To better interpret this data, researchers and lidar hardware providers have been developing advanced algorithms and artificial intelligence (AI) programs. This means lidar can be used for more complicated tasks like intersection management.
“Lidar can monitor the different roads joining an intersection, how many vehicles are waiting, how many are going straight and how many are turning. As well as how many pedestrians are waiting and crossing and so on,” says Federico Vincenzi, CEO of Italian traffic monitoring and parking systems specialist Comark, which offers laser scanners as part of its solutions portfolio. The data gathered from lidar sensors can be used to inform signal timings to optimize traffic flow and help to reduce crashes.
From 2D to 3D
The most common lidar hardware are 2D sensors which cover a specific section of road, with limited field of view. More recently, companies such as Comark have started using 3D sensors which can capture a 360-degree view from a single scanner. However, this cutting-edge technology is currently far more expensive than 2D sensors.
To achieve a similar result to a 3D sensor without the high expense, Zeina Nazer, cofounder of Cities Forum suggests that, “It is better to have multiple lidar looking at different corners and working together rather than one lidar that is collecting a lot of information and is very expensive.” This was concluded during her research work at the Faculty of Engineering and Physical Sciences at University of Southampton.
“Lidar can count persons in the car for high occupancy tolls”
Zeina Nazer, cofounder, Cities Forum
Nazer notes that economies of scale will allow the cost of lidar technology to come down with wider use of lidar by automotive manufacturers. “The price of lidar technology is decreasing very quickly because it’s starting to be used in autonomous driving applications,” agrees Vincenzi. Although mass production of lidar sensors will make hardware cheaper, Li argues the equipment for infrastructure applications needs to be more robust than sensors used in cars.
As hardware installed outside is constantly exposed to the elements, the sensors must be able to withstand adverse weather conditions and remain operational around the clock. Whilst the physical sensor experiences extreme heat, cold and wet conditions, its accompanying perception software needs to be able to understand rain and fog. Vincenzi says artificial intelligence can be used to filter out environmental noise.
Current lidar ITS
Machine learning and deep learning is also used to analyze vehicle profiles for vehicle classification in free-flow tolling scenarios. The technology allows for superior vehicle detection over other sensor types. “Operators can charge by the number of axles and the size of the vehicle,” says Hourtienne. “You can use lidar to spot the license plate and then aim the camera there to read it. Also, it’s much less intrusive than tearing up the ground to install an inductive loop below the pavement.”

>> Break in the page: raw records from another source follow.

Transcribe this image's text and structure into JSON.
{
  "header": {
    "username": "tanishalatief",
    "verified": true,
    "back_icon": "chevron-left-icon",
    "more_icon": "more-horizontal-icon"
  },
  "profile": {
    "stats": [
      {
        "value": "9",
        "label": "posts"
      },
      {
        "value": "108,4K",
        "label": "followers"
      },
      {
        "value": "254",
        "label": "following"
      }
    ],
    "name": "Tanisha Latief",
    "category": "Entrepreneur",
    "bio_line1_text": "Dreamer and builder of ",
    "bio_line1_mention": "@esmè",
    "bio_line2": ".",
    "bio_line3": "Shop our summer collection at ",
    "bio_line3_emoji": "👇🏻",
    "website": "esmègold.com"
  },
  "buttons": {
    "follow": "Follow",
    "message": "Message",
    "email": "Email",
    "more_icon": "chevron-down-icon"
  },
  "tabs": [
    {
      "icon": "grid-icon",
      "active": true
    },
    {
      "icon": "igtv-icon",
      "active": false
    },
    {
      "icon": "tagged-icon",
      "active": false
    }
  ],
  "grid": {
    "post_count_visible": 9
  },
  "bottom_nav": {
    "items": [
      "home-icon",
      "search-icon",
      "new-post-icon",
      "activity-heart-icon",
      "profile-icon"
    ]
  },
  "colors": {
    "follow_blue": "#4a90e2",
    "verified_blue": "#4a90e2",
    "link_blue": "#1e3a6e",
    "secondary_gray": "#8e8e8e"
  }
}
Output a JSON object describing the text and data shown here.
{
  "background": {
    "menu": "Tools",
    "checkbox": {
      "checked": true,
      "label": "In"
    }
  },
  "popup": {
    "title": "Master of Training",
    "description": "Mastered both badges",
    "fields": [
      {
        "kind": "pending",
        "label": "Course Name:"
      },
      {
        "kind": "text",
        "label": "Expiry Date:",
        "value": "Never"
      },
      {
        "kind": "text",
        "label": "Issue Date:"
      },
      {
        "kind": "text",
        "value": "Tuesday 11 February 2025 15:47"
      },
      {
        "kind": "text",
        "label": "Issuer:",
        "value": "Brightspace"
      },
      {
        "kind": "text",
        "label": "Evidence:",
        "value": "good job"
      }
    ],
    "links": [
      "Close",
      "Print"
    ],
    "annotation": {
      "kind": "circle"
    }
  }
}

As well as vehicle classification, Nazer notes: “Lidar can count persons in the car for high occupancy tolls.” Detection is not blocked by glass or transparent surfaces so lidar can be used to see into the vehicle. It also has an advantage over video-based detection systems as it maintains privacy because its point clouds cannot render identifying features, even as it becomes higher resolution, “I don’t think you’ll ever be able to discern individuals, but you may be able to tell things like gender or rough age groups,” says Hourtienne. “Where you’re trying to detect if there is a child in the crosswalk or an adult, that could help the computer predict if the human is going to understand the situation and do the right thing.”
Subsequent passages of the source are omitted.